FDA Grants Orphan Drug Designation to HanchorBio's HCB101 for Gastric Cancer Treatment

HanchorBio, Inc., a global clinical-stage biotechnology company advancing next-generation immunotherapies for oncology and autoimmune diseases, announced that the U.S. Food and Drug Administration (FDA) granted Orphan Drug Designation (ODD) to HCB101 for the treatment of gastric cancer. The designation covers gastric cancer broadly, including advanced gastric adenocarcinoma in both HER2-positive and HER2-negative subtypes.

This designation marks the first FDA Orphan Drug Designation for HanchorBio, representing a significant regulatory milestone for the company and further validating its strategy of advancing differentiated immunotherapies in areas of high unmet medical need. This milestone underscores the significant unmet medical need in gastric cancer and provides important regulatory support for the continued clinical development of HCB101 in this patient population.

HCB101 is a next-generation CD47–SIRPα pathway inhibitor, engineered as an affinity-optimized and toxicity-mitigated SIRPα-IgG4 Fc fusion protein. The molecule is designed to restore macrophage-mediated phagocytosis and enhance antigen presentation while minimizing the hematologic toxicities that have historically limited earlier CD47-targeting approaches, enabling rational combination with established standards of care.

The company's founder, chairman, and CEO stated that gastric cancer remains an area of profound unmet medical need, and this designation reinforces the company's commitment to developing differentiated immunotherapies that can meaningfully improve outcomes for patients. The designation strengthens HCB101's profile as a globally relevant asset and represents a strategically important step as the company advances the program toward U.S. and international development. It further supports ongoing engagement with multinational partners as the company explores collaboration and licensing opportunities for HCB101 and its broader immunotherapy pipeline.

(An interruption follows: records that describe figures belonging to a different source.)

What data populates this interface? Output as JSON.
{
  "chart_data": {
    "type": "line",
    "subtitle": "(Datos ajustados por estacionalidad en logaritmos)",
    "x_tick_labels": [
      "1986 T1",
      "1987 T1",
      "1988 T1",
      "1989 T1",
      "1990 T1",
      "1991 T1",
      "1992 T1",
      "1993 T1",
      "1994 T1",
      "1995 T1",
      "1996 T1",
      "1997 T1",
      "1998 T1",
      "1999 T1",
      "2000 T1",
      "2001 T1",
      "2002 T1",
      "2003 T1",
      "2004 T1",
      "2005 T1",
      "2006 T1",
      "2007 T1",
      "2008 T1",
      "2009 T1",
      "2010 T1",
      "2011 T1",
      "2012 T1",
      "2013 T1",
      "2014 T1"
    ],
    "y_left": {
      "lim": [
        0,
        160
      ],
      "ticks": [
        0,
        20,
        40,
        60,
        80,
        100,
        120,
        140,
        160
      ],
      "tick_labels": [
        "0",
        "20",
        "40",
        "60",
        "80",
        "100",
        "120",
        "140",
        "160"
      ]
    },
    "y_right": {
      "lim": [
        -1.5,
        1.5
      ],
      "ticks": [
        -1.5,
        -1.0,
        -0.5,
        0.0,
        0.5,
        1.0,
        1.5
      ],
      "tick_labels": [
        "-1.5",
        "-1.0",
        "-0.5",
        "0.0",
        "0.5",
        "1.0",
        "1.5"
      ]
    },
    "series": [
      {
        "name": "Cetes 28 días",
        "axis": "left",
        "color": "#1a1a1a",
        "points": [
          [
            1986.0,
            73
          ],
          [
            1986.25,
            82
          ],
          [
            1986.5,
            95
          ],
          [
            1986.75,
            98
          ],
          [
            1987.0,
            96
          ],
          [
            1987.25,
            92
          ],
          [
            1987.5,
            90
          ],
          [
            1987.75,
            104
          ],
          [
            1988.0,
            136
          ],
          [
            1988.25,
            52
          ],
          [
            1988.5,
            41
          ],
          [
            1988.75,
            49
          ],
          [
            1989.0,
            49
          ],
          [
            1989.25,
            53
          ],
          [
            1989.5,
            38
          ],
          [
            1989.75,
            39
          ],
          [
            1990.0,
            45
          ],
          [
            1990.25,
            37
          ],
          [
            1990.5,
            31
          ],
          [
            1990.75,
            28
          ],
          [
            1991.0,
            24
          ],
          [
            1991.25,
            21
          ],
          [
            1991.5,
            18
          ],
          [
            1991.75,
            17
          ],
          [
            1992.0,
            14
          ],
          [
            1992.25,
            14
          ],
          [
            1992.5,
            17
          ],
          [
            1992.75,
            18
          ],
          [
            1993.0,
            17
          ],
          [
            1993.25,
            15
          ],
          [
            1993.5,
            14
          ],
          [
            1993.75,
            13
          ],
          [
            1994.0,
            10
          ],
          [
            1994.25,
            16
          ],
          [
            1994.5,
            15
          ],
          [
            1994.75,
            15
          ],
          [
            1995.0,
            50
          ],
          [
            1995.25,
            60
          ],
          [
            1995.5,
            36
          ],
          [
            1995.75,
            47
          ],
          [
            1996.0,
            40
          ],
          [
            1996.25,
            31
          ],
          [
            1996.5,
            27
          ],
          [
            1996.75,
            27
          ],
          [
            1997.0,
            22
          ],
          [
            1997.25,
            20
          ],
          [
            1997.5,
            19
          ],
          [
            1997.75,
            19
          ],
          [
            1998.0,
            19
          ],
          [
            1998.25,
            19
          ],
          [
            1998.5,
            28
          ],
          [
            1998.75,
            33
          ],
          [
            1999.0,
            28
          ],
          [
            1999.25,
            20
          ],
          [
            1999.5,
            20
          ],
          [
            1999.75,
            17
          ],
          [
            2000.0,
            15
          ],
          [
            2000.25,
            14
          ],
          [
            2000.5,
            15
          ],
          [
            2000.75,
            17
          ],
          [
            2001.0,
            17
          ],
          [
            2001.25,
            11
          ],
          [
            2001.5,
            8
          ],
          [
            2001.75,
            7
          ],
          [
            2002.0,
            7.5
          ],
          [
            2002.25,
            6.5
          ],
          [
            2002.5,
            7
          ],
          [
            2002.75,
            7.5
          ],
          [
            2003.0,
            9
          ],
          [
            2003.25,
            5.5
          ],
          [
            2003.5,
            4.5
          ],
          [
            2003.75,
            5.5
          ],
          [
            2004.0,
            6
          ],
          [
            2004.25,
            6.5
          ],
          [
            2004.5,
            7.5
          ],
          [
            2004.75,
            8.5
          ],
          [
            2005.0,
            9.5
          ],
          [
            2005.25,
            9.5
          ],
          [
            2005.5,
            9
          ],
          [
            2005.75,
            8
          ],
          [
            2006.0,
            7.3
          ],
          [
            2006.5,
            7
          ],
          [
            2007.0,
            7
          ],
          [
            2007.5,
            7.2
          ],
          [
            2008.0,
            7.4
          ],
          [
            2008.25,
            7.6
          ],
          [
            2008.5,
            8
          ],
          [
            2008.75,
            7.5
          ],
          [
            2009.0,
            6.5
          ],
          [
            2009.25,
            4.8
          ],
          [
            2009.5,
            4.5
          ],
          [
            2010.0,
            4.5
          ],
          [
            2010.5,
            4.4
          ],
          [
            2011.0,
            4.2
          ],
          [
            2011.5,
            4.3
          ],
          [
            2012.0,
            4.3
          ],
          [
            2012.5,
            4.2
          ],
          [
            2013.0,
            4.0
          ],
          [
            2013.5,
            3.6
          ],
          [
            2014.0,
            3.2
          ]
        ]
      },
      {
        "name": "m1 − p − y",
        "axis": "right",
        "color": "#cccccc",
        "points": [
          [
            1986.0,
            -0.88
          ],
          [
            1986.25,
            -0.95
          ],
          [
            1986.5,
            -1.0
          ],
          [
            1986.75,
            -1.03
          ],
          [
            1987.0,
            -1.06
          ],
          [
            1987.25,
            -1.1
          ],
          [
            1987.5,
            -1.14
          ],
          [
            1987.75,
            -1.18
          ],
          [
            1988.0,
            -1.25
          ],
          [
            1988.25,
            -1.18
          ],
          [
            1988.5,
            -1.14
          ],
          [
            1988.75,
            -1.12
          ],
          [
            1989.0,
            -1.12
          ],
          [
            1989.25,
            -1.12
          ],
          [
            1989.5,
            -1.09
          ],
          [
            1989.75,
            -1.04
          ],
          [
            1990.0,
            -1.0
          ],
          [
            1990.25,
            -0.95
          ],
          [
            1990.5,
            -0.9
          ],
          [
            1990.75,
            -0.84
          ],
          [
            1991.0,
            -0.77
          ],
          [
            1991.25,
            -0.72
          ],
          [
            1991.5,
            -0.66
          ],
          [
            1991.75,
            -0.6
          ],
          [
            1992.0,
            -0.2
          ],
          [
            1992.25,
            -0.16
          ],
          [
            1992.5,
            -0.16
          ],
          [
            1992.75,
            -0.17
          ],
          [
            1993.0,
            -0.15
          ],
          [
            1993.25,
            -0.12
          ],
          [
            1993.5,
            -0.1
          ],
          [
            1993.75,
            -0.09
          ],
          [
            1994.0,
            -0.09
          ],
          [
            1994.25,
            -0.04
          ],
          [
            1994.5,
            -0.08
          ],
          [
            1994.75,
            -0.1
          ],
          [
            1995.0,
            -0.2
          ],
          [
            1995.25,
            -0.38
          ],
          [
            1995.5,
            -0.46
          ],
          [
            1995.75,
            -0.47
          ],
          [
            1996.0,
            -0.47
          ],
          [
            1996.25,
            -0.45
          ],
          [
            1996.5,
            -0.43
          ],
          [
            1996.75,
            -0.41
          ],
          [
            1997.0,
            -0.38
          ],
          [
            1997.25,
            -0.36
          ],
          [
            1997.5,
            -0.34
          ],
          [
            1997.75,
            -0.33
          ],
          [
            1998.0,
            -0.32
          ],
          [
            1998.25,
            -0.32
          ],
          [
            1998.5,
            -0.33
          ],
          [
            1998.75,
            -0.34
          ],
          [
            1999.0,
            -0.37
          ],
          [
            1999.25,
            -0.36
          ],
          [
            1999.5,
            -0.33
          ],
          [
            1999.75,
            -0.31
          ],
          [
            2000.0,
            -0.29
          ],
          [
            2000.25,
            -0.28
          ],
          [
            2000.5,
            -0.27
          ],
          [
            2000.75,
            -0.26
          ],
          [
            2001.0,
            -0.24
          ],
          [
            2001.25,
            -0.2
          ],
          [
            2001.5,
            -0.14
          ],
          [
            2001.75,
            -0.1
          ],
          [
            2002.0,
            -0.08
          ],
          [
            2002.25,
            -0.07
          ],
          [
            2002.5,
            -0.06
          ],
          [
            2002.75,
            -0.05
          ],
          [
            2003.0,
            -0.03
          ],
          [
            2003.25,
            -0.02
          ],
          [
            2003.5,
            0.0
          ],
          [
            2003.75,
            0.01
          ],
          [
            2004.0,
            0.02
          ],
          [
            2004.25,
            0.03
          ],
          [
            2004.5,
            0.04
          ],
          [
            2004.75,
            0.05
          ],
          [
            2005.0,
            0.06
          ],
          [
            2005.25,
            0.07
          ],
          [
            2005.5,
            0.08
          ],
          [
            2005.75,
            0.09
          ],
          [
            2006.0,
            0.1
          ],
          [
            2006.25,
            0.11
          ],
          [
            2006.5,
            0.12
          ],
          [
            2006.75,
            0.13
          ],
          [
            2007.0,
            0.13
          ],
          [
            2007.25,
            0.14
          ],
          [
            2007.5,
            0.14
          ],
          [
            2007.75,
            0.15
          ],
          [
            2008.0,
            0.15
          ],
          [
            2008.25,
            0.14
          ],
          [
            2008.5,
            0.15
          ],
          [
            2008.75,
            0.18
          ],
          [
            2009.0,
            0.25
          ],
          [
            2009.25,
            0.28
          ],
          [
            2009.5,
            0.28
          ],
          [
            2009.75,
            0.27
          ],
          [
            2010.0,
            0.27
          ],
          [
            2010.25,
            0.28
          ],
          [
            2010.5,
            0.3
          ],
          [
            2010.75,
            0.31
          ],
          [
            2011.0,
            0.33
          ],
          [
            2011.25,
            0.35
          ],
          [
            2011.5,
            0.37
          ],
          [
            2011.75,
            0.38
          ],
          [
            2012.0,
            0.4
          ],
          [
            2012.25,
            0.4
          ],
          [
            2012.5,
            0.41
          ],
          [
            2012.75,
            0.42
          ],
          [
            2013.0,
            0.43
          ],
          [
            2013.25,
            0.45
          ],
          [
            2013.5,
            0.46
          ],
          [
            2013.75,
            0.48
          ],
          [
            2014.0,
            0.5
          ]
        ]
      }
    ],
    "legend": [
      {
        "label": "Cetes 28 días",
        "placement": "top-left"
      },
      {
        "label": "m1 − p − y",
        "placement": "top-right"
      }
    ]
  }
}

Gastric cancer is a rare disease in the United States, with prevalence well below the FDA's statutory threshold for orphan designation. Despite advances in targeted therapy and immune checkpoint inhibition, outcomes, particularly in the second-line setting, remain poor, with limited durability of response and substantial treatment-related toxicity.

HCB101 is currently being evaluated in multiple ongoing clinical studies, including a Phase 1b/2a trial (NCT06771622) assessing HCB101 in combination with ramucirumab and paclitaxel in second-line advanced gastric cancer. Early clinical findings have demonstrated promising antitumor activity with a safety profile consistent with the molecule's differentiated design.

The company's president and chief medical officer noted that HCB101's IgG4-based SIRPα-Fc design was intentionally selected to support repeated dosing and combination strategies as an innate immune checkpoint backbone in solid tumors. In a second-line gastric cancer setting, where standard regimens offer limited durability, the depth of tumor shrinkage and consistency of response observed to date, while remaining compatible with standard ramucirumab-paclitaxel administration, support the continued global advancement of HCB101 for patients with significant unmet need.

Orphan Drug Designation provides certain development incentives, including eligibility for tax credits on qualified clinical trial expenses, exemption from FDA user fees, and the potential for seven years of market exclusivity upon approval in the United States.

HanchorBio plans to continue advancing HCB101 through global clinical development while exploring its potential as a backbone immunotherapy across multiple solid tumor indications.

HCB101 is a rationally engineered SIRPα–IgG4 Fc fusion protein developed on HanchorBio's FBDB platform to selectively block the CD47–SIRPα innate immune checkpoint while minimizing hematologic toxicity. Unlike earlier anti-CD47 approaches, HCB101 is designed to preserve macrophage-mediated antitumor activity while reducing binding to red blood cells, a limitation that historically constrained the clinical utility of CD47-directed therapies.

HCB101 was engineered using AI-assisted structural modeling to achieve differentiated binding to CD47 on cancer cells while maintaining low affinity for CD47 on red blood cells. Its safety profile, receptor occupancy characteristics, and pharmacologic properties are designed to support integration with established oncology regimens without disrupting standard dosing, safety expectations, or clinical workflows.